Mais recentemente, as casas de aposta, popularmente conhecidas como bets, têm adotado essa abordagem por meio de espaços físicos nas festas juninas do Nordeste. Em Alagoas, o São João de Massayó, como é conhecido o festejo organizado pela prefeitura da capital alagoana, teve patrocínio da VaideBet nos dois últimos anos. No São João de Campina Grande, segundo a Agência Pública, o patrocínio da Bet 7K envolveu o cadastro de participantes na plataforma da empresa e a experiência de aposta no local da festa.

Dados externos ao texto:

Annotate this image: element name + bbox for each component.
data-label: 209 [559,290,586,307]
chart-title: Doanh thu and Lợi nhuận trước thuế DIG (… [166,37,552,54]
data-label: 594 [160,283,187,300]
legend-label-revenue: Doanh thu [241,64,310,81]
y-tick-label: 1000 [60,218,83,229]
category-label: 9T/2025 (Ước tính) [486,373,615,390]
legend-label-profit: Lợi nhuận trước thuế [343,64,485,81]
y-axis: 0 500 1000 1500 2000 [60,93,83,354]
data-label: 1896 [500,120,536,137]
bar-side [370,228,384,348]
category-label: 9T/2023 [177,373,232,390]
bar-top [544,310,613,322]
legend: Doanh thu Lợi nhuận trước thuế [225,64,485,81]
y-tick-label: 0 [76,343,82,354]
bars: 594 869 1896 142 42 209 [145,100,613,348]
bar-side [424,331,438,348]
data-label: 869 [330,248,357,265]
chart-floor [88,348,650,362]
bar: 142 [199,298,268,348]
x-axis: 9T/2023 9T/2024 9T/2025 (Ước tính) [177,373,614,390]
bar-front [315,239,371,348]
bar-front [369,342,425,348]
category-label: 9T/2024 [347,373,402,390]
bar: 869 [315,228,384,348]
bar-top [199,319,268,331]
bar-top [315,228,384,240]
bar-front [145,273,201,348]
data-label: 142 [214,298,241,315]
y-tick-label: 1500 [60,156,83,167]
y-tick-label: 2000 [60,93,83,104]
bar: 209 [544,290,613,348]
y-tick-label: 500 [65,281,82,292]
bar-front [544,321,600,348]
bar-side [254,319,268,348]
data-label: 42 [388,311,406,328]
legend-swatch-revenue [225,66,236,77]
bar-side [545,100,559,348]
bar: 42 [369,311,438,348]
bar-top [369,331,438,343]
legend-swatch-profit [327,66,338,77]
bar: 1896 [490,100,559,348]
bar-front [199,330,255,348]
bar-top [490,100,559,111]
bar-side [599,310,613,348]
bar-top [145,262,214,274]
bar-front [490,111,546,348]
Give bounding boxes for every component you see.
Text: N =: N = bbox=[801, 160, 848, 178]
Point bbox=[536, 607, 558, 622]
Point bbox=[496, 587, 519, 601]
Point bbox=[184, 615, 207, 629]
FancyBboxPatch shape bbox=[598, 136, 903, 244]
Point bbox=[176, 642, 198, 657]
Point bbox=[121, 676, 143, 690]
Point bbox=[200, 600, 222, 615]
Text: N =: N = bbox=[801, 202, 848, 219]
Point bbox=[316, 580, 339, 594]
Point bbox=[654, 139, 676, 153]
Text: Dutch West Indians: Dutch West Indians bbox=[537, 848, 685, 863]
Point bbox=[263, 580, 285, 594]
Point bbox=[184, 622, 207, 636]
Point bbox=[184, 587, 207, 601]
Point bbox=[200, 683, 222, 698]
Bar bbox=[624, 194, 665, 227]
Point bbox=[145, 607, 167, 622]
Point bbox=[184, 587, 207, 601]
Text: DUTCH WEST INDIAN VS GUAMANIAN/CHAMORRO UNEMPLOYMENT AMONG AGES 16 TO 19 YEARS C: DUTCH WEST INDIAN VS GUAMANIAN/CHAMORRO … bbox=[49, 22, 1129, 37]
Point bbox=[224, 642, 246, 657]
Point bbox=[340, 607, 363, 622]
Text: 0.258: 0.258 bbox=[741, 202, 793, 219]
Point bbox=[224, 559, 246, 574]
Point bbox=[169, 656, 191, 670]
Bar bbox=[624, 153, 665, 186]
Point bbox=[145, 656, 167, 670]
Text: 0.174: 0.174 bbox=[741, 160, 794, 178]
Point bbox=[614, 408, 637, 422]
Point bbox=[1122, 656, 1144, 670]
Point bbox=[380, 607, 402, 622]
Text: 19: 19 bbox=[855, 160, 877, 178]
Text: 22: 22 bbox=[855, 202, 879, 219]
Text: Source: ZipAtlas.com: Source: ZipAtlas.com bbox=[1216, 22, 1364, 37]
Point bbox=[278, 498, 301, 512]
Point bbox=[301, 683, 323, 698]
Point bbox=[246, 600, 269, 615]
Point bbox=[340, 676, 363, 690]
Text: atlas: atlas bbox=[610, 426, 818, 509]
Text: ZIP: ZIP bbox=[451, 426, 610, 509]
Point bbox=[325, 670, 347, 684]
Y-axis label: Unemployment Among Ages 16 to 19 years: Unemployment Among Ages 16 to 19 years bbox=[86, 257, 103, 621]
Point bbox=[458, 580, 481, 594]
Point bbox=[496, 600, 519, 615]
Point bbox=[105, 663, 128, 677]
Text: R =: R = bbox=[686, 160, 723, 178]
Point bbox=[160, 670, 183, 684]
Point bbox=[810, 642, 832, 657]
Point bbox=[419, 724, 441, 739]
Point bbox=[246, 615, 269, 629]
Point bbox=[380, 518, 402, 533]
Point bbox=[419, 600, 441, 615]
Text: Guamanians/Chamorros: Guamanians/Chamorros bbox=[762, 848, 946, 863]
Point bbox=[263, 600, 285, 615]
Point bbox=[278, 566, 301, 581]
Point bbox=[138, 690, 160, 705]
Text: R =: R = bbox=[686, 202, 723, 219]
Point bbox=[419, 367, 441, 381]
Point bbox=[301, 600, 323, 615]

Respostas das fabricantes de bebidas alcoólicas
O Joio contatou as fabricantes de bebidas alcoólicas mencionadas, com exceção daquelas que patrocinaram espaços de circulação paga em festejos juninos, como camarotes, pois sua administração e exploração comercial é de responsabilidade das empresas privadas ganhadoras de licitações específicas para tal.
As empresas foram questionadas sobre se possuem algum documento que oriente os acordos de patrocínio com entes públicos municipais, quais cidades tiveram festas patrocinadas por elas na última década, quais os valores negociados, se são destacados funcionários para fiscalizar as vendas de seus produtos nas festas patrocinadas e qual a avaliação que fazem da exposição da marca nesses espaços e contextos.
A AmBev, cujo lucro líquido no primeiro semestre de 2025 alcançou R$ 6,6 bilhões e que tem em sua lista de produtos a Brahma, Budweiser, Skol, Bohemia e Beats Senses, não respondeu até o fechamento da reportagem. A Pitú também não deu retorno.
Em nota, o Grupo Heineken, dono da marca de cerveja de mesmo nome, da Devassa e da Schin, limitou-se a ressaltar a importância do mercado nordestino e afirmar seu apoio a “iniciativas e eventos que atendam aos critérios, formatos, documentos e determinações estabelecidos pelo Poder Público local”, enfatizando que atua “sempre com respeito e integridade, em conformidade com nosso Código de Conduta”. A versão reduzida desse documento prevê o registro obrigatório de patrocínios com entes públicos em ferramenta própria chamada HeiDisclosure e proíbe a vinculação de produtos alcoólicos do grupo a eventos com mais de 30% do público formado por crianças e adolescentes.
O Grupo Petrópolis, fabricante da cerveja Itaipava, respondeu via assessoria que “todos os contratos são fechados diretamente com as empresas privadas promotoras dos eventos, e seguem as diretrizes de Compliance da companhia”.
Apesar de não haver exigência clara sobre a divulgação de informações por parte das fabricantes de bebidas, Marina Atoji, da Transparência Brasil, explica que “o art. 33 da LAI dá margem para interpretar que as empresas seriam obrigadas a divulgar ativamente” dados sobre seus contratos com o poder público.
Ela cita a transparência como uma das práticas ESG — sigla em inglês para governança ambiental, social e corporativa — “ultimamente tão valorizada (ao menos para fins de marketing), uma vez que é uma prática anticorrupção”.
AmBev, Grupo Heineken e Grupo Petrópolis afirmam adotar práticas ESG.
Laianna Janu e Bruno Costa colaboraram.